O que a autobiografia de Michelle Obama, a onda de exposições artísticas imersivas e a série Fleabag têm em comum com a catástrofe climática, o sucateamento das universidades e a uberização do trabalho? Imediatez parte do gesto audacioso — e fora de moda — de propor uma chave mestra para diagnosticar o capitalismo contemporâneo

Seja você mesmo, sem filtro, fale a real, conte sua própria história, sem artifícios ficcionais ou estéticos, promova uma conexão direta, sem média nem mediação… Anna Kornbluh identifica que os valores que marcam a paisagem cultural hegemônica do nosso tempo não apenas são enganosos — um estilo caracterizado por uma pretensa “ausência de estilo” —, como são imperativos decalcados da nova fase que o capitalismo ingressou nas últimas décadas.  

Atualizando o diagnóstico de Fredric Jameson que marcou época, Imediatez: ou o estilo do capitalismo tardio demais indaga o que vem depois do pós-modernismo e formula uma resposta à altura. Em um momento no qual as urgências econômicas, ecológicas e sociais do presente transformaram em um luxo supérfluo a opacidade das obras de arte, desvios literários e reflexão demorada, este livro aposta no poder de revelação da crítica cultural dialética para reabilitar o espaço da política no século XXI.  
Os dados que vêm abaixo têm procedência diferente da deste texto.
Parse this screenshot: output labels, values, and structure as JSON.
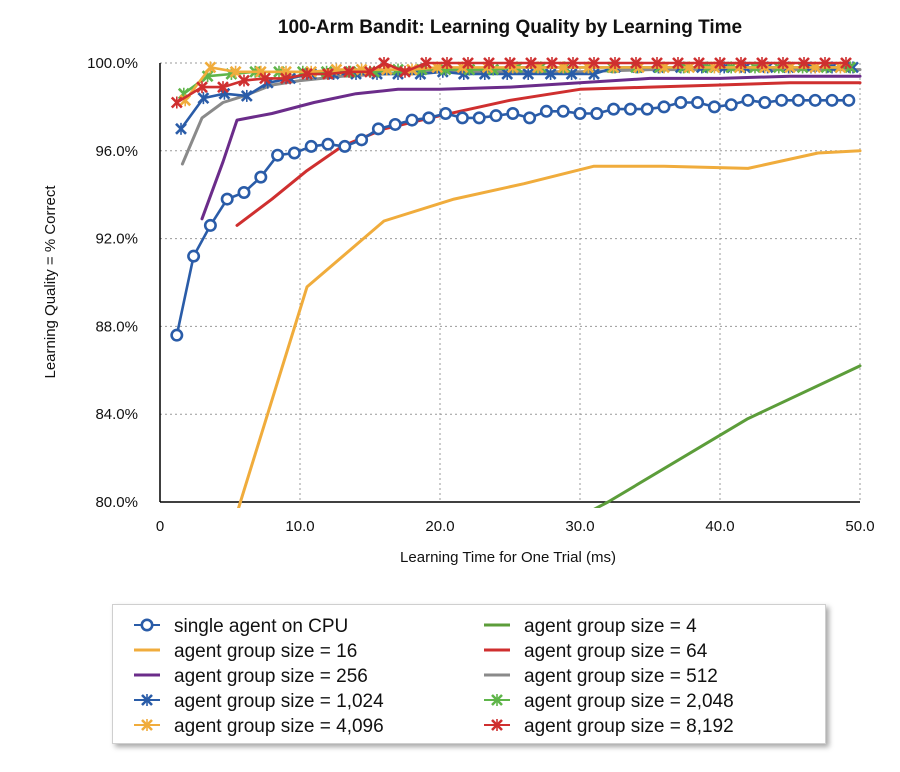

Kornbluh se debruça sobre a forma e o conteúdo dos filmes e séries mais comentados do streaming, os queridinhos de crítica e público da literatura de autoficção, as tendências do mundo da arte e até as modas acadêmicas para explicar o que está por trás da atual intolerância à mediação e à representação. Mas não só, aponta também alternativas presentes nos produtos culturais e teóricos mais desafiadores que priorizam a distância, a impessoalidade e as grandes ideias: “A recusa ética e política ao ‘capitalismo de imediatez’ aparece como fissura no tecido discursivo da catástrofe e do colapso que tenta nos impedir de ver que, embora pareça ‘tarde demais’, o tempo de agir é sempre o nosso tempo de vida”, escreve Rita von Hunty no prefácio. 

“Kornbluh mata a charada da nova reificação”
— Silvia Viana, autora de Rituais de sofrimento

“Brilhantemente escrita, esta montanha-russa em forma de livro é uma intervenção combativa urgente.”
— Jonathan Crary

“Uma revitalização primorosa da crítica para uma época chafurdada no dilúvio da autoapresentação. Ao priorizar estrutura sobre estilo, representação sobre personalização e coletividade sobre narcisismo, Kornbluh cria um espaço para o pensamento — o espaço necessário para a política.
— Jodi Dean, autora de Camarada e Multidões e partidos

“O título o posiciona como sucessor da obra de Fredric Jameson que definiu toda uma era. Mas não é presunção se você bancar — e Imediatez está à altura da comparação.”